In the camp, there was a special block for patients suffering from lung problems. From time to time, seriously ill patients from that block were selected and taken to the gas chambers.

In April, 1,800 people were brought in from Lublin and the whole transport was sent to Dwory, where a factory was being built. Then, Höß arrived and said, “Take advantage of these people’s energy, because it is a transport which is strong and able to work.” Almost all people from that transport died, either of excessive work or diseases, and some of them in mass executions, which were organized every few weeks. At a reunion of political prisoners in Lublin, I met a man from that transport. People were killed there at any opportunity. There were also boys aged 13 to 18 among them – they were not taken to work but throughout the winter of 1940 they had to stand in the square for 11 hours, so their number drastically dropped; they died of cold and hunger. In the middle of 1941, there was only a small group of them left. Those boys were students, all Polish, mostly from the intelligentsia – not many of them were sons of workers and farmers.

After work, we were beaten and persecuted in the camp by block seniors and room orderlies, so we were all frightened all the time.

At the beginning of 1942, a transport of Russian prisoners of war, consisting of 11,000 people, was brought to the camp. Two months later, about a hundred people from that transport were left. The transport was exterminated by beating, tormenting, starving and murdering – without a break and for no particular reason.

In 1942, Jews from all over Europe were brought to Auschwitz. They were not brought into the camp, but were immediately exterminated in the crematorium. I saw huge piles of men’s, women’s and children’s clothes, and prams – all that was left of the masses of murdered Jews.

There were a number of transports consisting of Soviet prisoners of war, but they too were not placed in the camp, but immediately sent to the gas chambers. Afterwards, we only saw their clothes.

On 15 January 1942, I was caught lighting a piece of a cigarette butt while I was working five or six kilometers away from the camp, removing snowdrifts. I was punished with five nights in the bunker. That punishment consisted in locking seven people in a basement, in a cell 90 cm long and 80 cm wide, for a whole night, for 12 hours. There was not enough space to put both feet on the ground, the air inlet was small and the inside was terribly stuffy. Having spent a night in such conditions, we went to work in the freezing cold for 11 hours – five days in a row. Then, the punishment continued: I was not allowed to smoke cigarettes for six weeks, and this was strictly observed, because during that period I was searched twice a day. As a result of that punishment in the bunker and of excessive work in terrible conditions, I contracted pneumonia once again. Consequently, I fell sick with tuberculosis and I have suffered from that disease to this day. Rudolf Höß gave the order to apply such punishments.
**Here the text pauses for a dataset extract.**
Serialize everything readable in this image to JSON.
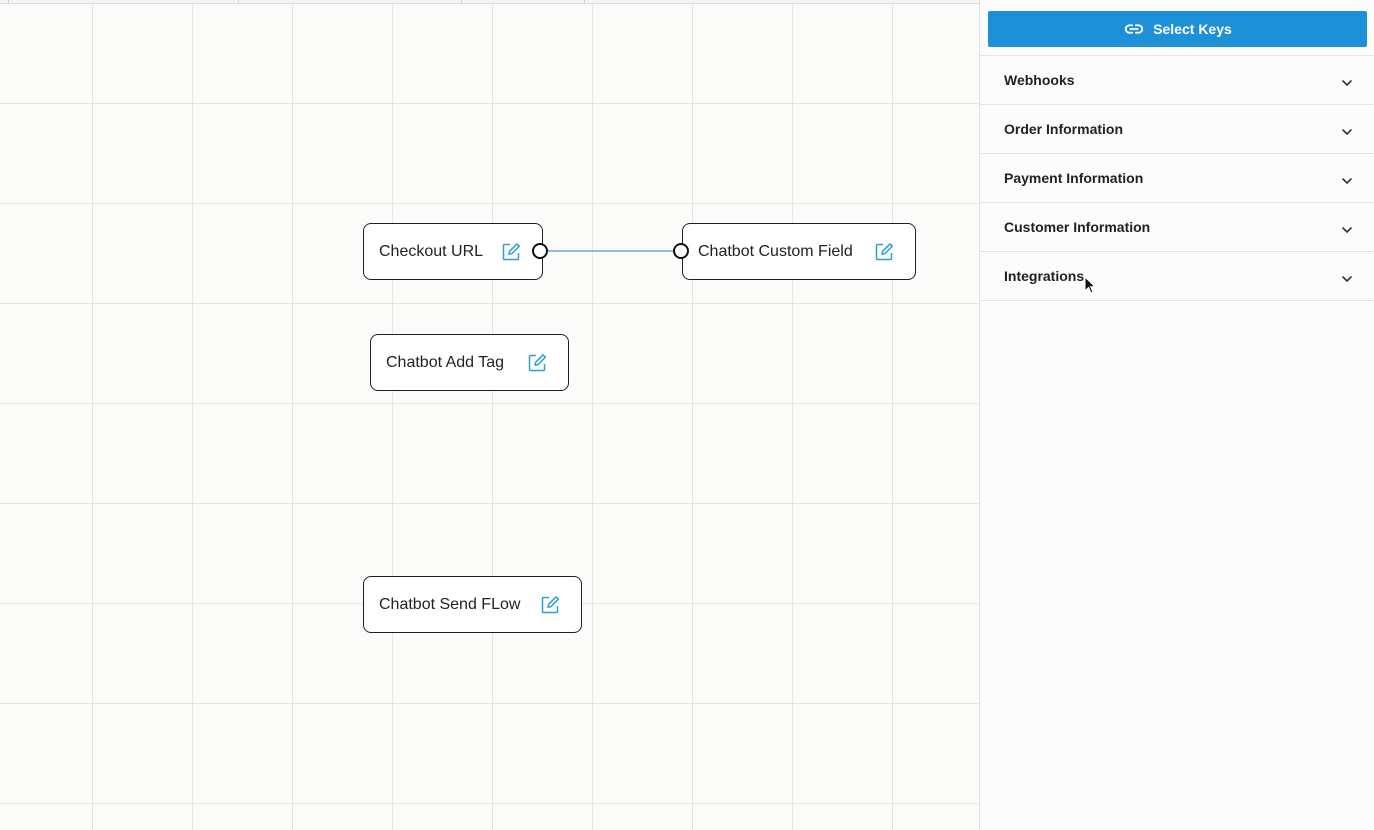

In 1942, a women’s work unit was formed in Auschwitz. The female prisoners, regardless of their strength and age, worked while poorly dressed, often barefoot, and were supervised by SS women – prostitutes with dogs.

When I was in the camp, the main tormentors and camp leaders were: commandant Rudolf Höß, first Lagerführer Fritzsch, second Lagerführer Seidler, Arbeitsdienstführer Schwarz, head of the Political Department Grabner and Rapportführer Palitzsch − these were the people who were the most responsible for our misery. For attempting to smoke a cigarette, I was sent to the bunker by Unterscharführer Stolten, the Kommandoführer of Buna, a synthetic rubber factory. Schwarz personally selected me for transport to the quarries in Mauthausen-Gusen.

In 1942, Silesians who had taken part in the Silesian uprising, as well as younger ones who did not want to sign up as Volksdeutsches, were brought to the camp and murdered. For the whole time, we were not allowed to receive parcels. I received one package for Christmas 1940; it weighed a kilogram. Until 1942, we were allowed to receive 40 marks per month, and from 1942 sending money was prohibited due to foreign currency restrictions. When I was leaving Auschwitz for Mauthausen-Gusen, I had only five marks.